Dr. Lucinda Bateman has treated over a thousand patients with chronic fatigue conditions since starting the Fatigue Consultation Clinic in 2000. She is the founder and Chief Medical Officer of the Bateman Horne Centre of Excellence (BHC) for ME/CFS and Fibromyalgia in Salt Lake City, Utah.
In 2015, Dr. Bateman served on the Institute of Medicine’s expert committee on ME/CFS that drew up the ground breaking report Beyond Myalgic Encephalomyelitis/Chronic Fatigue Syndrome: Redefining an Illness. She was a voting member of the Health and Human Health Service’s Chronic Fatigue Syndrome Advisory Committee (CFSAC) and serves on the editorial board of the journal, Fatigue: Biomedicine, Health and Behaviour.
How did you get involved in the field of ME research?
I became involved as a clinician in the early 1990’s because my sister became ill with ME/CFS in the 1980s. After medical school, I got my license to practice medicine in 1987 as I entered internal medicine practice, and was appalled to learn that no one seemed able to help her. I became involved in ME/CFS research in 2002 when I joined the Phase III clinical trial of Ampligen in the U.S. as a principal investigator.
Can you tell us about some of your current research into ME?
Since 2015, the team at BHC has focused on two areas.
The first is collaborating with funded scientists who need patient recruitment for their studies. This is important because expert clinicians may be in the best position to determine which patients are most appropriate for enrollment in clinical trials. This goal has allowed us to collaborate with almost a dozen scientists as clinical experts who recruit and define the patients for biomarker studies. Most recently, the U.S. NIH has funded collaborative research centers, and we are part of two centers as clinical collaborators.
Our second focus is designing original studies that will “objectify” the IOM/NAM (National Academy of Medicine) diagnostic criteria that were published in 2015 after an evidence-based review of the scientific literature. So, we are hoping to do research that shows how to measure reduced function, PEM, cognitive impairment and orthostatic intolerance.
How will biomarkers for ME help improve the lives of people with the illness?
The scientific support for how to diagnose and care for patients with ME/CFS has floundered for at least two decades without strong objective evidence to make a diagnosis and determine best treatments. Biomarkers, however you define them, are objective markers of the disease or disease process.
Every time a “biomarker” is identified, it supports and lends legitimacy to the diagnosis, and moves the science forward. We need biomarkers to progress the field.
Can you tell us about the work of the BHC Biomarker Research Project?
This project started in 2015 with a substantial private donation. This donation enabled BHC to recruit, evaluate, obtain questionnaire data and blood samples from almost 200 patients and to save the data for future research. Once this data was banked, BHC engaged in research collaborations with a number of scientists in the U.S., Canada and Japan.

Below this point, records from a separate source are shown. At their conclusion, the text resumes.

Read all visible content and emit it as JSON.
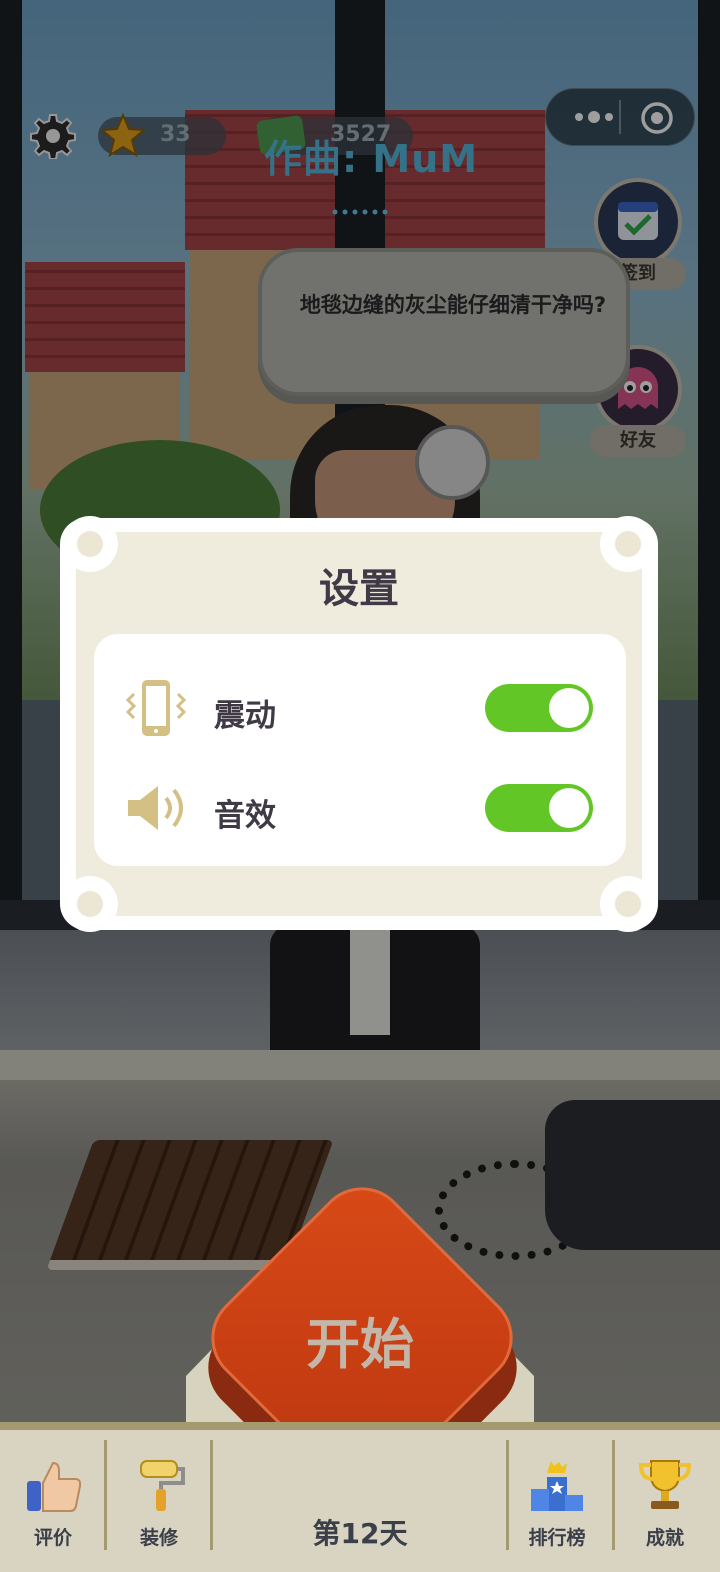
{
  "hud": {
    "stars": "33",
    "cash": "3527",
    "credit": "作曲: MuM"
  },
  "capsule": {
    "more_icon": "more-dots-icon",
    "close_icon": "target-close-icon"
  },
  "side_buttons": {
    "checkin": "签到",
    "friends": "好友"
  },
  "dialogue": {
    "text": "地毯边缝的灰尘能仔细清干净吗?"
  },
  "settings": {
    "title": "设置",
    "rows": [
      {
        "label": "震动",
        "icon": "vibration-phone-icon",
        "enabled": true
      },
      {
        "label": "音效",
        "icon": "speaker-icon",
        "enabled": true
      }
    ]
  },
  "start": {
    "label": "开始"
  },
  "bottom_bar": {
    "items": [
      {
        "label": "评价",
        "icon": "thumbs-up-icon"
      },
      {
        "label": "装修",
        "icon": "paint-roller-icon"
      },
      {
        "label": "排行榜",
        "icon": "podium-icon"
      },
      {
        "label": "成就",
        "icon": "trophy-icon"
      }
    ],
    "day": "第12天"
  },
  "colors": {
    "toggle_on": "#62c726",
    "start_button": "#c8401a",
    "credit_text": "#55b8de",
    "dialog_bg": "#efebdd",
    "icon_gold": "#d4c084"
  }
}
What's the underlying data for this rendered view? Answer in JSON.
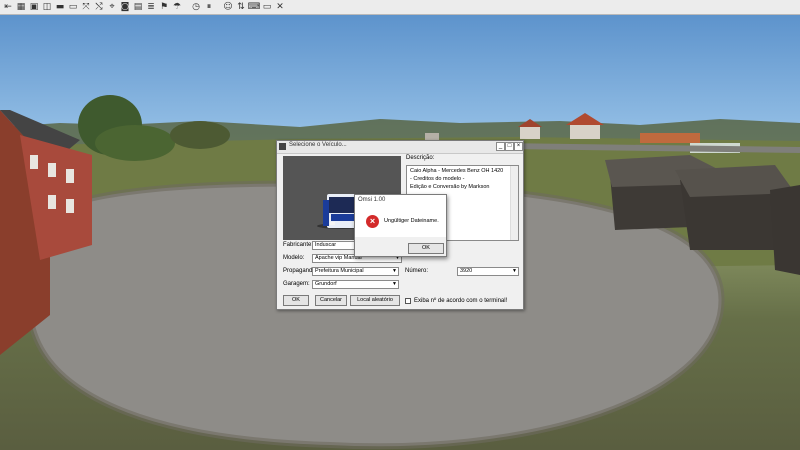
{
  "toolbar": {
    "icons": [
      "exit-icon",
      "map-icon",
      "save-icon",
      "camera-icon",
      "bus-icon",
      "tram-icon",
      "swap-icon",
      "route-icon",
      "signal-icon",
      "vehicle-icon",
      "timetable-icon",
      "options-icon",
      "trip-icon",
      "weather-icon",
      "clock-icon",
      "pause-icon",
      "passenger-icon",
      "switch-icon",
      "keyboard-icon",
      "close-icon"
    ]
  },
  "dialog": {
    "title": "Selecione o Veículo...",
    "description_label": "Descrição:",
    "description_lines": [
      "Caio Alpha - Mercedes Benz OH 1420",
      "",
      "- Creditos do modelo -",
      "",
      "Edição e Conversão by Markson"
    ],
    "manufacturer_label": "Fabricante:",
    "manufacturer_value": "Induscar",
    "model_label": "Modelo:",
    "model_value": "Apache vip Manual",
    "livery_label": "Propaganda:",
    "livery_value": "Prefeitura Municipal",
    "depot_label": "Garagem:",
    "depot_value": "Grundorf",
    "number_label": "Número:",
    "number_value": "3920",
    "ok_label": "OK",
    "cancel_label": "Cancelar",
    "random_label": "Local aleatório",
    "checkbox_label": "Exiba nº de acordo com o terminal!",
    "win_buttons": [
      "_",
      "□",
      "×"
    ]
  },
  "message": {
    "title": "Omsi 1.00",
    "text": "Ungültiger Dateiname.",
    "ok_label": "OK"
  }
}
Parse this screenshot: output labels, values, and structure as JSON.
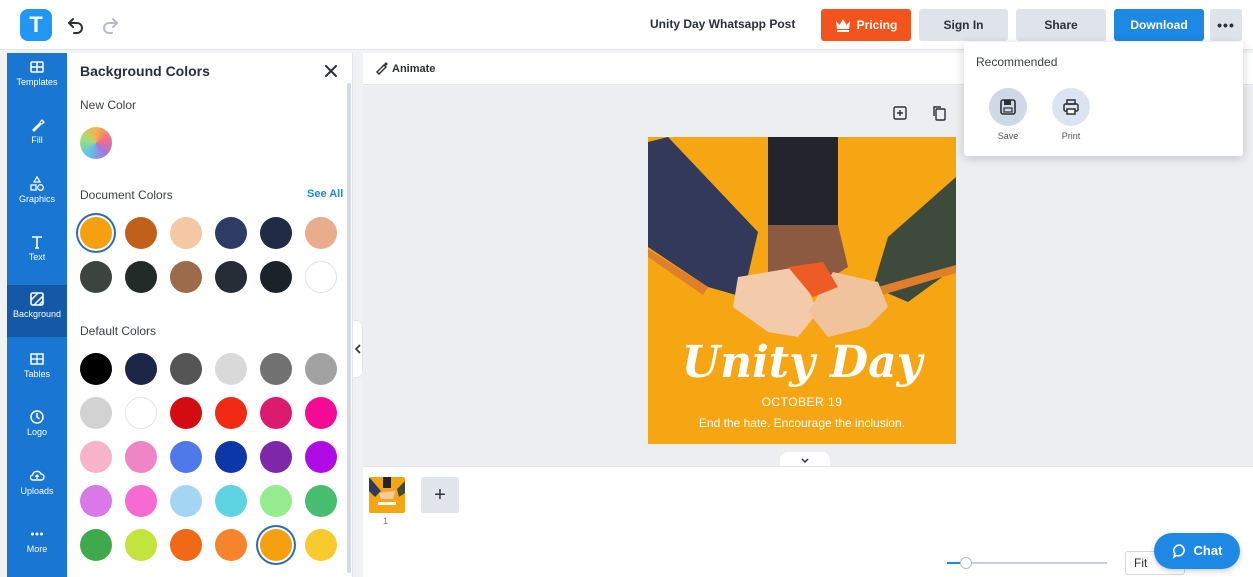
{
  "app": {
    "logo_letter": "T"
  },
  "header": {
    "doc_title": "Unity Day Whatsapp Post",
    "pricing_label": "Pricing",
    "signin_label": "Sign In",
    "share_label": "Share",
    "download_label": "Download",
    "more_label": "•••"
  },
  "sidebar": {
    "items": [
      {
        "label": "Templates",
        "icon": "templates-icon"
      },
      {
        "label": "Fill",
        "icon": "fill-icon"
      },
      {
        "label": "Graphics",
        "icon": "graphics-icon"
      },
      {
        "label": "Text",
        "icon": "text-icon"
      },
      {
        "label": "Background",
        "icon": "background-icon",
        "active": true
      },
      {
        "label": "Tables",
        "icon": "tables-icon"
      },
      {
        "label": "Logo",
        "icon": "logo-icon"
      },
      {
        "label": "Uploads",
        "icon": "uploads-icon"
      },
      {
        "label": "More",
        "icon": "more-icon"
      }
    ]
  },
  "panel": {
    "title": "Background Colors",
    "new_color_label": "New Color",
    "document_colors_label": "Document Colors",
    "see_all_label": "See All",
    "default_colors_label": "Default Colors",
    "document_colors": [
      "#f5a011",
      "#c0601b",
      "#f4c8a2",
      "#2d3c63",
      "#1f2a44",
      "#e8ad8c",
      "#3d4440",
      "#232b29",
      "#9c6b4c",
      "#272d37",
      "#1c2229",
      "#ffffff"
    ],
    "selected_document_color": "#f5a011",
    "default_colors": [
      "#000000",
      "#1c2748",
      "#555555",
      "#d9d9d9",
      "#717171",
      "#a2a2a2",
      "#d2d2d2",
      "#ffffff",
      "#d30b12",
      "#f02a14",
      "#dc1a6e",
      "#f40a95",
      "#f7b3c9",
      "#ee85c4",
      "#4f79e9",
      "#0c37a8",
      "#7e27a9",
      "#af0be4",
      "#d979e8",
      "#f66ad2",
      "#a4d6f3",
      "#5ed4e2",
      "#96eb8e",
      "#47be6f",
      "#3fa94c",
      "#c3e43e",
      "#f16817",
      "#f5842c",
      "#f5a011",
      "#f8ca2d"
    ],
    "selected_default_color": "#f5a011"
  },
  "toolbar": {
    "animate_label": "Animate"
  },
  "artboard": {
    "title": "Unity Day",
    "date": "OCTOBER 19",
    "tagline": "End the hate. Encourage the inclusion."
  },
  "pages": {
    "page_number": "1",
    "add_label": "+"
  },
  "zoom": {
    "fit_label": "Fit",
    "level": 0.12
  },
  "chat": {
    "label": "Chat"
  },
  "dropdown": {
    "title": "Recommended",
    "items": [
      {
        "label": "Save",
        "icon": "save-icon"
      },
      {
        "label": "Print",
        "icon": "print-icon"
      }
    ]
  },
  "colors": {
    "accent": "#1976d2",
    "pricing": "#f2541b",
    "artboard": "#f6a613"
  }
}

The blood of patients who participated has been evaluated for gene expression, auto-antibodies, epigenetic and metabolomic changes, among others. We are hoping to combine this data for a larger meta-analysis in the future.
In Salt Lake City last year, the second annual ME/CFS Expert Clinician Summit agreed to prioritize the trial of low dose Naltrexone. How might Naltrexone help people with ME?
Low dose naltrexone (LDN) is a drug of special interest for treating conditions of neuroinflammation. It has been effective for the hyperalgesia (pain amplification) of fibromyalgia, and may prove helpful for other neuroinflammatory conditions, including ME/CFS.
Because the drug is generic, meaning there isn’t a pharmaceutical company in the wings willing to invest the millions necessary for clinical trials, the progress has been slow. Preliminary information has been promising, but we still need to learn more about how it works and who it has helped.
Fortunately, the drug is relatively inexpensive and well tolerated, so people can try it long before the definitive studies are done. There are several websites gathering public data, hoping to draw some conclusions without formal clinical trials. The jury is out so far but we are all hopeful.
Many people with ME complain of a lack of compassion and negativity from health professionals who struggle to treat them. What are the main barriers to compassionate care and how can these be overcome?
The most obvious barrier to compassionate care is incomplete comprehension of the illness and its consequences. We can hope that research progress, stronger biomarkers and scientific support will start to replace this ignorance with knowledge. In the meantime, we can make every effort to educate the public and medical providers about the serious nature of ME/CFS and the toll it takes on lives.
What action should public health authorities take to improve the life outcomes for people with ME?
People with ME/CFS need attentive health care and support from almost every resource. This includes families, schools, employers, public officials, clinicians, scientists and more. Our support for people with ME/CFS has been dismal and can easily be improved with incremental changes.